Today’s USA Today offered up its point-counter-point editorial space this morning to the persistent problem of dangerous E. coli in ground beef.

From the newspaper:

Too many Americans get sick and too many die from eating that most all-American of foods, the hamburger. …

The U.S. Department of Agriculture, which has seemed confused as to whether its job is to protect consumers or producers, urges testing by hamburger makers and could require it. But it has not done so, apparently because of industry resistance. It should.

A second problem is that it’s physically impossible and economically unrealistic to test every bit of meat. … Though numerous studies have shown that irradiation is safe and effective, public suspicion has helped prevent its spread. USDA, which has approved irradiation, needs to counter the myths and campaign for its wider use.

Because producers and the USDA admit that they can’t guarantee germ-free meat, they urge consumers to handle ground beef carefully and cook it to 160 degrees, which kills most bacteria. That should be a last line of defense, not a primary one. You shouldn’t be taking your life in your hands if the bun holds an undercooked burger.

From the government, U.S. secretary of Agriculture, Tom Vilsack:

The following are just a few key steps USDA has taken recently:

— Launched an initiative to cut down E. coli contamination, including stepped up meat facility inspections to involve greater use of sampling to monitor the productsgoing into ground beef.

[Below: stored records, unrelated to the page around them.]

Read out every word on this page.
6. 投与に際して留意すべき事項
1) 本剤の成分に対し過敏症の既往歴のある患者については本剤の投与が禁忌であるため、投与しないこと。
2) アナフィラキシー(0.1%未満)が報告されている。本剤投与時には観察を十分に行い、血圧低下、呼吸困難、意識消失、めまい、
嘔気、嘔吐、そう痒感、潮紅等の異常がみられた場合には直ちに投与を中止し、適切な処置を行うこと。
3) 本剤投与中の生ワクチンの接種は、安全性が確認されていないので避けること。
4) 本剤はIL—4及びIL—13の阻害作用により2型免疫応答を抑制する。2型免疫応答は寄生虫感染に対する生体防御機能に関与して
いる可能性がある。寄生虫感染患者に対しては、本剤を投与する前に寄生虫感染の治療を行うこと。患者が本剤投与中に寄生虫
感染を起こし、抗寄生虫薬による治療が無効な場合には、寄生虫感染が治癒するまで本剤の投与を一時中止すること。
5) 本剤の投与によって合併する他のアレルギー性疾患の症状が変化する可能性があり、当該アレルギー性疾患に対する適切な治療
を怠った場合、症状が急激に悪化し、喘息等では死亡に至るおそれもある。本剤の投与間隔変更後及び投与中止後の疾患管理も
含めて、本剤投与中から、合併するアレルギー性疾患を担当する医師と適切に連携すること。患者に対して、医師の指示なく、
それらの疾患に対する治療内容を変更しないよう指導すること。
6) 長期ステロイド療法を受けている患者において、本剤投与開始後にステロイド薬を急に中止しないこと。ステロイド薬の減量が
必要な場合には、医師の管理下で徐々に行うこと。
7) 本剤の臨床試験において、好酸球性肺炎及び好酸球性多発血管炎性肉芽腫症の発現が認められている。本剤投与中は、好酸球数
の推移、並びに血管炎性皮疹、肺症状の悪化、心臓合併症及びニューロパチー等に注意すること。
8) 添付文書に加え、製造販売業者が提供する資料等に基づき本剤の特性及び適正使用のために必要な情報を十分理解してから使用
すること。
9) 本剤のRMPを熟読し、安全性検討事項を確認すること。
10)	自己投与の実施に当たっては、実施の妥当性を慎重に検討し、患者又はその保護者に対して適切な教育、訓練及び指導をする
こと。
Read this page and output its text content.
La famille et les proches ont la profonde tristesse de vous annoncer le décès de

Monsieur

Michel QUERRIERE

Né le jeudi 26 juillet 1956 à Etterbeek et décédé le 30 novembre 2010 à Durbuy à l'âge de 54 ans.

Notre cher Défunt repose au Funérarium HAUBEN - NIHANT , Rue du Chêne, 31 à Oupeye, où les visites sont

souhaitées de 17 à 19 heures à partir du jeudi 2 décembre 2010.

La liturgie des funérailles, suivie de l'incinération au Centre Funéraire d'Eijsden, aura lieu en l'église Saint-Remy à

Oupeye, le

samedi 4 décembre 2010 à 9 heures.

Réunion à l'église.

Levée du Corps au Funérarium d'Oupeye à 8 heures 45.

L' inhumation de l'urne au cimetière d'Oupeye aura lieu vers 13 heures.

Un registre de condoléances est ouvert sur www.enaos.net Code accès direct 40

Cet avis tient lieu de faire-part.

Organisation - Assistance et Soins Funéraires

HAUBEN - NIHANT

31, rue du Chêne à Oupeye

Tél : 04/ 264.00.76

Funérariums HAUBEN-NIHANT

— Appointed a chief medical officer within USDA’s Food Safety Inspection Service to coordinate human health issues within USDA and build bridges with the public health community and senior leaders throughout the federal, state and local sectors to establish a consistent approach and heighten food safety awareness.

— Issued consolidated, more effective field instructions on how to inspect for E. coli O157:H7 contamination.

— Started testing additional components of ground beef, including bench trim, and issued new instructions to our employees asking that they verify that plants follow sanitary practices in processing beef carcasses.

Protecting public health is the sole mission of USDA’s Food Safety and Inspection Service, and we will not rest until we have eliminated food-borne illnesses, hospitalizations and deaths.

If only foodborne illness was as cute as a Kevin Bacon and Elizabeth Perkins movie.